Last week I attended (and Tweeted about) some great sessions at the AEJMC meetings in St. Louis. This will be the first of a series of posts highlighting what I saw and heard.
This post looks at the award-winning creative projects from the Visual Communication Division. They include everything from a couple of civil rights documentary projects to teaching techniques for PR and media law classes.
- Joel Beeson’s team from WVU produced the top prize winning multimedia documentary project Soldiers of the Cornfield. The project tells the story of the only war memorial honoring the African American soldiers of World War I, located in the small town of Kimball, West Virginia.
- Berkley Hudson, University of Missouri, has been working for years on curating and preserving a massive collection of Mississippi photographs taken by O.N. Pruitt. Some of these images were on glass-plate negatives. Among the challenges Hudson faces is finding storage facilities, preserving negatives damaged by storms, and dealing with the tax code. Absolutely fascinating.
- Cynthia Nichols, Oklahoma State U, had a PR class that was getting bored with canned assignments.
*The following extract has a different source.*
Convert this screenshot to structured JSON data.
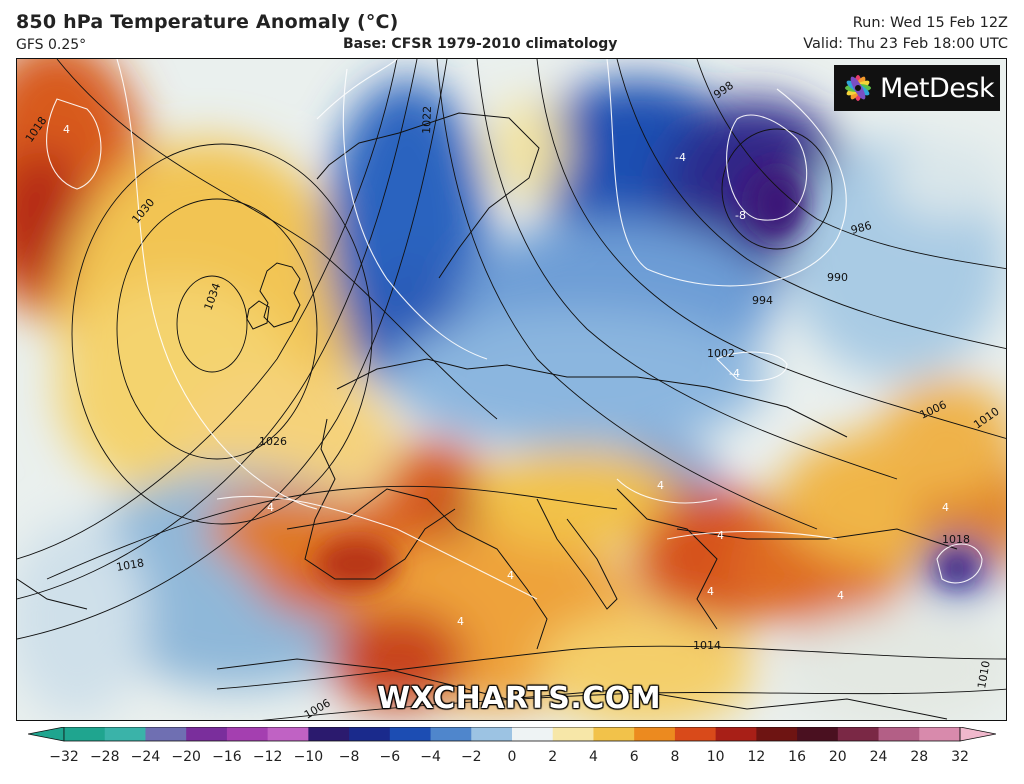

So she put them to work developing a campaign to promote a flashmob dance event to popularize the university’s new logo. A great project to engage students and teach them PR campaign techniques.
- Francesca Viola, at Temple U., presented on using a group blog to get students talking about First Amendment issues. She said she started the project, Blogging for Justice, because she said that the best way to teach journalism students anything was to have them produce a project.